What platform/tools do you use for your business?
Our website is built on Shopify and I love that platform. It’s extremely versatile and powerful for the price. We have that integrated with dozens of apps like Shipstation to automate our business processes.
We still use QuickBooks for accounting as it seems to be capable enough to handle our needs. It also integrates well with Shopify and other software we use, which is very efficient.
We’ve started using FreshSales as our CRM. It’s like a simplistic version of SalesForce but we have an in-house programmer that can build custom integrations with all our other software, making it vastly more powerful than it should be.

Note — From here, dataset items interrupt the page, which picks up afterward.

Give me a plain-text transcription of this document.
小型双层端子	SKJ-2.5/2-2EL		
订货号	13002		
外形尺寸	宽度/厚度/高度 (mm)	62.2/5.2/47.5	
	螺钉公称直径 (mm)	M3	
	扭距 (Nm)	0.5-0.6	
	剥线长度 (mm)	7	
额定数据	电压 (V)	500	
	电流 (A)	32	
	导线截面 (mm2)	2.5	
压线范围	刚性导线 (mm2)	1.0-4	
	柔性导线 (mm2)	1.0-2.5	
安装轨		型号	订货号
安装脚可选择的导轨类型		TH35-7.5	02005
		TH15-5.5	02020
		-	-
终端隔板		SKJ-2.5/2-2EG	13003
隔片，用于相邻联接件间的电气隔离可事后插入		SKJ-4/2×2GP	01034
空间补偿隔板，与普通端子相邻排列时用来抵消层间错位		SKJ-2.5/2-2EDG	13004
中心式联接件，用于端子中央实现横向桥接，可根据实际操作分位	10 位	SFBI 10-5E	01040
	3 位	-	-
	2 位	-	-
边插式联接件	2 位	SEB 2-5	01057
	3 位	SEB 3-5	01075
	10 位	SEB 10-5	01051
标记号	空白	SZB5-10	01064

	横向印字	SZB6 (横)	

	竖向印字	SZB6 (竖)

Many of our custom integrations are built using Integromat. This is essentially an API that can enable any software to talk to any other software. Over time, we’ve essentially built a fully capable suite of integrated business software using individual apps connected through custom-built integrations. The result is an efficient software package that is tailored to our needs and costs exponentially less than a comprehensive program like Netsuite.
What have been the most influential books, podcasts, or other resources?
I’d recommend Traction by Gino Wickman. It’s about a business management principle called EOS and I’ve found it to be extremely valuable, especially as we implement business processes to take the next big leap.
I also really enjoy the podcast How I Built This on NPR.
Any book by Seth Godin is great for marketing although I like his book “This Is Marketing” for some deep insights into commercial human behavior.
Advice for other entrepreneurs who want to get started or are just starting out?
Just start, don’t quit, and focus on the work that matters. So many people have the desire to build their own company but never actually take the first step. When they do, they start by ordering custom branded t-shirts and building the social media account.
These things are the fun parts, but they aren’t the work that matters. Those steps aren’t the first steps. Do the hard parts that matter first, and don’t stop. It’ll get really difficult, but just keep taking the next step and you’ll eventually end up making serious progress toward your goal.